Coloured Scottish label could solve face mask dilemma

After studying a ticklish question during the Covid-19 pandemic, researchers in Scotland say they have cracked the problem of when to dispose of a face mask.

Face masks require frequent rotations to remain effective, but scant attention has been given to whether people change them regularly enough, said Graham Skinner, an engineer at the Scottish company Insignia Technologies.

The company has developed a label that changes colour when it is time to dispose of masks and other personal protective equipment (PPE).

The labels “use a range of smart pigments and inks that can change colour when exposed to CO2 (carbon dioxide),” Skinner told AFP at the company’s laboratory in Motherwell, near Glasgow.

“When the pandemic started and there was confusion about when to throw out a face mask, we decided to use the technology to develop a colour-changing label that could be suitable for application on PPE like face masks and aprons.”

“The label’s time temperature indicator is activated when packs are opened and the label is adhered to PPE such as masks and aprons. It then changes colour to indicate when the end of the recommended time has been reached,” Skinner said.

The labels are yellow to begin with and gradually turn blue as they deteriorate in effectiveness.
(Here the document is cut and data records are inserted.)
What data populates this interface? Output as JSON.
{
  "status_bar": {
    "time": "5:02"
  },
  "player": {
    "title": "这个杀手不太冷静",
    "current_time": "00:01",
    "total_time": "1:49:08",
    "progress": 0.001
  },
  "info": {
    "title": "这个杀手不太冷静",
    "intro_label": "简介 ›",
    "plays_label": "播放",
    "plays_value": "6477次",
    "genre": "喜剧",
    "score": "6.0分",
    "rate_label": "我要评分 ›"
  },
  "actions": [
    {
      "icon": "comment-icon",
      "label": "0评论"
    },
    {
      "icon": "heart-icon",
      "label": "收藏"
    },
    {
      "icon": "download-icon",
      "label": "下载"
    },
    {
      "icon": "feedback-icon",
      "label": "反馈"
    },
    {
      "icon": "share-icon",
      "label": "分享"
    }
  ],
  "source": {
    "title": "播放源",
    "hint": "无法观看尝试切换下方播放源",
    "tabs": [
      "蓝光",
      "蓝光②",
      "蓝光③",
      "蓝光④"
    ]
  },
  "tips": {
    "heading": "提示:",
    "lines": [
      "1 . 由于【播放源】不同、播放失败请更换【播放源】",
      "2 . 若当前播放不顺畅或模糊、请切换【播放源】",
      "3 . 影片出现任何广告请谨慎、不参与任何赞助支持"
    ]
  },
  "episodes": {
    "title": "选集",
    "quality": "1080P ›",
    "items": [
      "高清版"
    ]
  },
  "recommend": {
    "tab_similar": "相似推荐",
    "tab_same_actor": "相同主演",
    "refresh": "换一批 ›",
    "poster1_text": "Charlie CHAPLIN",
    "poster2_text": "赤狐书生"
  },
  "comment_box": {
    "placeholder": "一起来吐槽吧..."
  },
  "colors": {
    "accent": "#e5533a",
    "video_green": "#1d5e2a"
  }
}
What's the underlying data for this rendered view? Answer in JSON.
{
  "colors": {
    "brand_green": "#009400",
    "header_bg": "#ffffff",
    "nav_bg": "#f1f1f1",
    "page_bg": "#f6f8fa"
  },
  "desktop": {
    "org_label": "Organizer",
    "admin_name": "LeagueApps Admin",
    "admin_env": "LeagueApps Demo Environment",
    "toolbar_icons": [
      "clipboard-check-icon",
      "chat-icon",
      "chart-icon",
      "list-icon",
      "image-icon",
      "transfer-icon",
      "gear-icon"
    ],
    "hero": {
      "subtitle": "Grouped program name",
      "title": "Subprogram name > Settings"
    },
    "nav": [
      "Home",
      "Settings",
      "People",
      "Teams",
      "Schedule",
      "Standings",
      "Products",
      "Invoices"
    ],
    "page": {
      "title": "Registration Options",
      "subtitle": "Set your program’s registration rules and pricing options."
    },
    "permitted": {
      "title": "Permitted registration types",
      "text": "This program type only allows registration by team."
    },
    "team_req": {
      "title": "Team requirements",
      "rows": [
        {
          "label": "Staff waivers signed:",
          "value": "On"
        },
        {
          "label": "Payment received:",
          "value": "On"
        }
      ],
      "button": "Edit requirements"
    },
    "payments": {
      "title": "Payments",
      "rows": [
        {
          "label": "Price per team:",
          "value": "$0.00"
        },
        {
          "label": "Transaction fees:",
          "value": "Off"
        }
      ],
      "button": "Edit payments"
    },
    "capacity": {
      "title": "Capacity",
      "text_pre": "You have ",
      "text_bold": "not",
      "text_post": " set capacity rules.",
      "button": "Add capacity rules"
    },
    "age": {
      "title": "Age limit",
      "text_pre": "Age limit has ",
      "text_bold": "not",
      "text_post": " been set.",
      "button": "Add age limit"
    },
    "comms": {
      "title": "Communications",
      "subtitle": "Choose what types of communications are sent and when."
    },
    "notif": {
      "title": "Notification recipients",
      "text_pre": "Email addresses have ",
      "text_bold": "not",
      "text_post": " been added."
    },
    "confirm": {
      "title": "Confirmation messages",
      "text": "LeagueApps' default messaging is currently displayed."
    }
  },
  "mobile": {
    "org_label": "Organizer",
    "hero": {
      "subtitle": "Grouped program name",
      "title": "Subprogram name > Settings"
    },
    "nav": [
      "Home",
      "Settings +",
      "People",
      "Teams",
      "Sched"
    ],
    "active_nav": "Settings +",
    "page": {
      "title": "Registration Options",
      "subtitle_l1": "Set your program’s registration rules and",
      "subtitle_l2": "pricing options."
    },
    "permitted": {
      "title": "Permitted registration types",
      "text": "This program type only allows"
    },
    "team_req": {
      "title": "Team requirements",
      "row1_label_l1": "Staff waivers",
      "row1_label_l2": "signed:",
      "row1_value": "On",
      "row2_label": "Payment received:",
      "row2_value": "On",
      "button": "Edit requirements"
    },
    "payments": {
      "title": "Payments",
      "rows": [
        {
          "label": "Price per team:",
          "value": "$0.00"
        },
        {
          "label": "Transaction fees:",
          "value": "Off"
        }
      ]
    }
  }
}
The colour change process can take four or six hours.

The labels can be used on disposable or reusable masks.

Dr Ignazio Maria Viola, a physicist from the University of Edinburgh’s School of Engineering, said mouth coverings have been highly effective at stopping the spread of the virus, but noted there is scope for “massive innovation”.
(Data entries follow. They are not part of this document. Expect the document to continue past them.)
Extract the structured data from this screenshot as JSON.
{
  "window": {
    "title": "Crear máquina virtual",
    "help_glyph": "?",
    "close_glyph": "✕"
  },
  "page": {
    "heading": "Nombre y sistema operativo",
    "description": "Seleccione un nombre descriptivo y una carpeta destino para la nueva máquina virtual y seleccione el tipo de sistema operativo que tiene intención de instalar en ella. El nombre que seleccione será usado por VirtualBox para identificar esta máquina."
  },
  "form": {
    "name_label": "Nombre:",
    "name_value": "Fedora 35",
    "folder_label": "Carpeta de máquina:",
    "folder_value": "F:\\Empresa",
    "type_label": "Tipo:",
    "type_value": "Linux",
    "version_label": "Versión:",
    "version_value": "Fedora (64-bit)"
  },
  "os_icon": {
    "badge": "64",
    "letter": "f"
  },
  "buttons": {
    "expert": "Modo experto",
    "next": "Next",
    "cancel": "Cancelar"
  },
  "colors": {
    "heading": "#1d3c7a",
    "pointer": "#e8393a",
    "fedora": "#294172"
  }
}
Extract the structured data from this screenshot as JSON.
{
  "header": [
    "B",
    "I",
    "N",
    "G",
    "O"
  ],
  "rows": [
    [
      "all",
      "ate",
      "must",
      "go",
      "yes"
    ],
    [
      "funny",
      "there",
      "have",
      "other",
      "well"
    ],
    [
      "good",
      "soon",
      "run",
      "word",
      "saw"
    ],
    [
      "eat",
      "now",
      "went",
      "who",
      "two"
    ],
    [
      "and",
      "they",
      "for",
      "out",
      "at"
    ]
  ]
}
“The research since the beginning of the year has shown that the transmission is completely through droplets exhaled from the mouth of the person and actually the face mask can really prevent the dispersion of this,” he told AFP.

“What we have learned this year has for sure changed the way we will design and manufacture face coverings in the future,” he said.

“There’s so much we know now that we didn’t know eight months ago.”

Face masks could be engineered to target specific droplet sizes, he said.

“In the future we will be able to design a mask that filters exactly the droplets that can carry the virus.”

In August, researchers at the University of Edinburgh found that someone without a mask who stood two metres from a coughing person was exposed to 10,000 times more virus droplets than someone who wore a mask half a metre from a coughing person.

Tests found that the number of droplets was more than 1,000 times lower when wearing even a single-layer cotton mask.

“We knew face masks of various materials are effective to a different extent in filtering small droplets,” Viola said.

“However, when we looked specifically at those larger droplets that are thought to be the most dangerous, we discovered that even the simplest handmade single-layer cotton mask is tremendously effective.

“Therefore wearing a face mask can really make a difference.”